Rendering

To start rendering in Natron you need to use the render(effect,firstFrame,lastFrame,frameStep) or render(tasks) functions of the App class. The parameters passed are:

  • The writeNode: This should point to the node you want to start rendering with
  • The firstFrame: This is the first frame to render in the sequence
  • The lastFrame: This is the last frame to render in the sequence
  • The frameStep: This is the number of frames the timeline should step before rendering a new frame, e.g. To render frames 1,3,5,7,9, you can use a frameStep of 2

Natron always renders from the firstFrame to the lastFrame. Generally Natron uses multiple threads to render concurrently several frames, you can control this behaviour with the parameters in the settings.

Let’s imagine there’s a node called Write1 in your project and that you want to render frames 20 to 50 included, you would call it the following way:

app.render(app.Write1,20,50)

Note

Note that when the render is launched from a GuiApp, it is not blocking, i.e: this function will return immediately even though the render is not finished.

On the other hand, if called from a background application, this call will be blocking and return once the render is finished.

If you need to have a blocking render whilst using Natron Gui, you can use the renderBlocking() function but bear in mind that it will freeze the user interface until the render is finished.

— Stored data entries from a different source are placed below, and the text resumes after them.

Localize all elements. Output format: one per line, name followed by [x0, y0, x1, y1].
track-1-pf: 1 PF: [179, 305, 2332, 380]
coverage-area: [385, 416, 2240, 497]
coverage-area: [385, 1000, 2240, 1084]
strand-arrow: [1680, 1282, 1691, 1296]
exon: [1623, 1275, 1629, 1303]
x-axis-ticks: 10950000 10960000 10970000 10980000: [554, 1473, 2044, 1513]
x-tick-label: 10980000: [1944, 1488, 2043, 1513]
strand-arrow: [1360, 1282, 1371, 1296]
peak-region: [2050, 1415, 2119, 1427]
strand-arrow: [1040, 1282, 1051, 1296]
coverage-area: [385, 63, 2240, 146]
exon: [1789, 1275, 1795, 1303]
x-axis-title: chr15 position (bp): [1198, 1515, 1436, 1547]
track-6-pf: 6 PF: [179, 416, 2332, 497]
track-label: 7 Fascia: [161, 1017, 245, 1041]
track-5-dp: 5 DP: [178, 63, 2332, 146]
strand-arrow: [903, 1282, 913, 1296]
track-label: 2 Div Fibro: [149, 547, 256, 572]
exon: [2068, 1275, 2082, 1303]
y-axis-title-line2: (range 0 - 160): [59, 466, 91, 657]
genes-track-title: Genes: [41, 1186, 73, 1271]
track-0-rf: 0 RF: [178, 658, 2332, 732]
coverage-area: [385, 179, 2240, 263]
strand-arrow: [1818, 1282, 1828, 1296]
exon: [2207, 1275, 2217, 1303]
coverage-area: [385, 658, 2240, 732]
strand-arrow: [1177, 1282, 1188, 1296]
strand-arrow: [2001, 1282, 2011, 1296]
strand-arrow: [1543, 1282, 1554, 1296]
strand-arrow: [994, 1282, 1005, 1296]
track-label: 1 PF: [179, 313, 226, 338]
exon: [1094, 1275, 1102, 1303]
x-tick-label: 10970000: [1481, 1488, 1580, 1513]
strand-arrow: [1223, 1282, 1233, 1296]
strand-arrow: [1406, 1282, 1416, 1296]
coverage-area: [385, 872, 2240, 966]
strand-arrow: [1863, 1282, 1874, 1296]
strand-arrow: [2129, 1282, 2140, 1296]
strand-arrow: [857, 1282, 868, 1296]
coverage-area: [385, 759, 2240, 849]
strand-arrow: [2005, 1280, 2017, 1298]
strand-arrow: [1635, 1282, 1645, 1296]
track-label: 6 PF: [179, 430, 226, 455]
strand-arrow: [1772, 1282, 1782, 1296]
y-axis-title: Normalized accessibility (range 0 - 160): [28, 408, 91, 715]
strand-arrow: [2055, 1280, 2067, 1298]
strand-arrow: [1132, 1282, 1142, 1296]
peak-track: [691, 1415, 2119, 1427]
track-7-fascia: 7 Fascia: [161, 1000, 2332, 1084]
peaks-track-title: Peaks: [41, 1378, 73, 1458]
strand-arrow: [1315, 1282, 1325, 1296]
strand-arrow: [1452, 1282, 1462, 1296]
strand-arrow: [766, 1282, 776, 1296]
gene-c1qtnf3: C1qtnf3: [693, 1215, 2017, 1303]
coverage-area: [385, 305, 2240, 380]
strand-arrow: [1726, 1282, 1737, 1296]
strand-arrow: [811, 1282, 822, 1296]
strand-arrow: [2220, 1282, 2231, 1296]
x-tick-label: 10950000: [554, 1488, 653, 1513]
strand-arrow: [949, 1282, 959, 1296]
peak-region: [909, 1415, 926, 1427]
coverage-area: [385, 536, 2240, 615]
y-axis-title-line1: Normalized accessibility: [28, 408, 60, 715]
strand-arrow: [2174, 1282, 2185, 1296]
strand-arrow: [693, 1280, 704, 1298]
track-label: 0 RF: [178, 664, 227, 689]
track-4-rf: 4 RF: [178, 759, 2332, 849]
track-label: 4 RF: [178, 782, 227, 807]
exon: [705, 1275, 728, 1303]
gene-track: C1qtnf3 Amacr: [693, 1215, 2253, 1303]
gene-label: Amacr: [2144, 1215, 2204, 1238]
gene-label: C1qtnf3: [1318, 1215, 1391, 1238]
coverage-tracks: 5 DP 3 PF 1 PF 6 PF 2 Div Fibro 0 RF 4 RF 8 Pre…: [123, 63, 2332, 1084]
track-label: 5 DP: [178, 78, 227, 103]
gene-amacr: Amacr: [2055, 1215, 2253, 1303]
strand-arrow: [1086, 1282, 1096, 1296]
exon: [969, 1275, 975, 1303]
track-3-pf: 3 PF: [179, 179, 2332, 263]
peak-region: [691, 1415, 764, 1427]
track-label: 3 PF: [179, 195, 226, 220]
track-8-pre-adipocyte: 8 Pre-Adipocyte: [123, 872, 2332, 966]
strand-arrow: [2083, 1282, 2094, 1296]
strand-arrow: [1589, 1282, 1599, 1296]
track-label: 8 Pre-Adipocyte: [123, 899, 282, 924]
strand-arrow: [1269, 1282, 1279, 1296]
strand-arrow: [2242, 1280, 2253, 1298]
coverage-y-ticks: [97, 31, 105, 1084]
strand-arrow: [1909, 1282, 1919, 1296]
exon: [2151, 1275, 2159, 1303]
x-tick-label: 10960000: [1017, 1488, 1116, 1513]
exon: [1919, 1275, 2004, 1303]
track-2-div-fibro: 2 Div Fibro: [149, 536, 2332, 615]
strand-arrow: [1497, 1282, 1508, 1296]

This function can take an optional frameStep parameter:

#This will render frames 1,4,7,10,13,16,19
app.render(app.Write1, 1,20, 3)

You can use the after render callback to call code to be run once the render is finished.

For convenience, the App class also have a render(tasks) function taking a sequence of tuples (Effect,int,int) ( or (Effect,int,int,int) to specify a frameStep).

Let’s imagine we were to render 2 write nodes concurrently, we could do the following call:

app.render([ (app.Write1,1,10),
             (app.WriteFFmpeg1,1,50,2) ])

Note

The same restrictions apply to this variant of the render function: it is blocking in background mode and not blocking in GUI mode.

When executing multiple renders with the same call, each render is called concurrently from the others.

Using the DiskCache node

All the above can be applied to the DiskCache node to pre-render a sequence. Just pass the DiskCache node instead of the Write node to the render function.